The advanced practices use a combination of numerical modelling and seismic source parameter analyses and relate them to local knowledge from forensic and periodic back analyses to assess the current hazard and forecast the medium/long term hazard.

The responsibility to produce seismic hazard assessments and forecasts is often delegated to seismology consultants. In other cases, the responsibility of identifying, understanding and quantifying the seismic hazard in the mine is delegated to skilled numerical modelling experts. Both of the above can contribute to better understand the seismic hazard, but neither the expert seismologists or numerical modelling specialists in isolation have the intimate day-to-day knowledge of the rock mechanics/seismic response of the mine to make a reliable interpretation.

It is, therefore, very important to realise that seismic hazard assessment and forecasting can only be properly interpreted once a clear understanding of how the seismic sources in the mines have responded to mining in the past. This can be further complicated when the interaction between different seismic sources occurs, which is common in most mature seismically-active mines.

The benchmarking exercise has revealed that very few mines have adopted the advanced practice of integrating advanced numerical modelling, numerous seismological techniques with an in depth analysis of forensic and periodic trends to develop the understanding require to produce confident forecasting of medium- and long-term seismic hazard.

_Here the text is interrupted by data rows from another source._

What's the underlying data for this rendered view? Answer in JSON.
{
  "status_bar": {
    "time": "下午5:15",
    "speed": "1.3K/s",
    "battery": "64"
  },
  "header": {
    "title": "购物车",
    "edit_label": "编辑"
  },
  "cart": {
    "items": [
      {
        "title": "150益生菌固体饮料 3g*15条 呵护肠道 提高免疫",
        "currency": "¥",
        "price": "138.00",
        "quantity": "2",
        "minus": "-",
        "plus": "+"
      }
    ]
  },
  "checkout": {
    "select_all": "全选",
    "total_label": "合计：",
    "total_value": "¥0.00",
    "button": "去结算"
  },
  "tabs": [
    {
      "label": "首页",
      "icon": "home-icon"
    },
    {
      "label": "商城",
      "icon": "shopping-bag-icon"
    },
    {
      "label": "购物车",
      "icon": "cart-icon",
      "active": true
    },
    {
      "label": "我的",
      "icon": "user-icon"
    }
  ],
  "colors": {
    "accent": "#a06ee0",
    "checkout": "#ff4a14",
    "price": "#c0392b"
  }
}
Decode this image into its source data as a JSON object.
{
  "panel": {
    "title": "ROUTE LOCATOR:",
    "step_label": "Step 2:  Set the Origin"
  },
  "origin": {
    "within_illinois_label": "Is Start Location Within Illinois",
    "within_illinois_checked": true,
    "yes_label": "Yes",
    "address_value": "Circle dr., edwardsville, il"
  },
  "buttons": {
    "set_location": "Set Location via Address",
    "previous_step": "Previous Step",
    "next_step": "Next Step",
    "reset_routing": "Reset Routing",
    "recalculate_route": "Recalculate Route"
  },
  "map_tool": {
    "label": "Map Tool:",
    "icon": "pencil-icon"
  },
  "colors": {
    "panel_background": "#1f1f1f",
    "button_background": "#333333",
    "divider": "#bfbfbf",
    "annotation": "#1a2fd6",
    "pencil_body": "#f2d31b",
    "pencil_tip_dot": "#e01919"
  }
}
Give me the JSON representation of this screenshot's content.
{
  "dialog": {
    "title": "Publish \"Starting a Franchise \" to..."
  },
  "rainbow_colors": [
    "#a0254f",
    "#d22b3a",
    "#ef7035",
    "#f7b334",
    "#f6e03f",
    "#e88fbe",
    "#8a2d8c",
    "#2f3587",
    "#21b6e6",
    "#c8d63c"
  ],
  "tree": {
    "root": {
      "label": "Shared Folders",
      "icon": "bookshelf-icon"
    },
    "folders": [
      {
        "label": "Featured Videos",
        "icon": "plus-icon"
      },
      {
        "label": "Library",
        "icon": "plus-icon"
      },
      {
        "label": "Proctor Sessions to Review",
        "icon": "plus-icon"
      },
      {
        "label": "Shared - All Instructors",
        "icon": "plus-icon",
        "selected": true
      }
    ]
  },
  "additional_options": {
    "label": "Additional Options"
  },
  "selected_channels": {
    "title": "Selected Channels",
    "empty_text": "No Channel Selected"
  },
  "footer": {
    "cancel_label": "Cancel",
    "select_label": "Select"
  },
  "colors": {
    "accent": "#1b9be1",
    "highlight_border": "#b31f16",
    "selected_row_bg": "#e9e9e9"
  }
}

Kidd mines provide a good example of such an advanced process. They rely on a mine-wide elasto-plastic numerical model which has been calibrated using seismic and displacement data over many years. Prognostics from the numerical model are done regularly and up-dated every time the prediction does not match the seismic or displacement response. The seismic hazard is quantified based on multiple seismological techniques including time series analysis, statistical analysis and grid-based spatial analysis. These different analyses are applied using different seismic parameters including: event frequency, magnitude, Energy Index, Apparent stress and Apparent volume. The seismic hazard is defined and monitored continuously. Control measures are applied accordingly and reviewed periodically by considering all of the above techniques. Trends and history are well documented.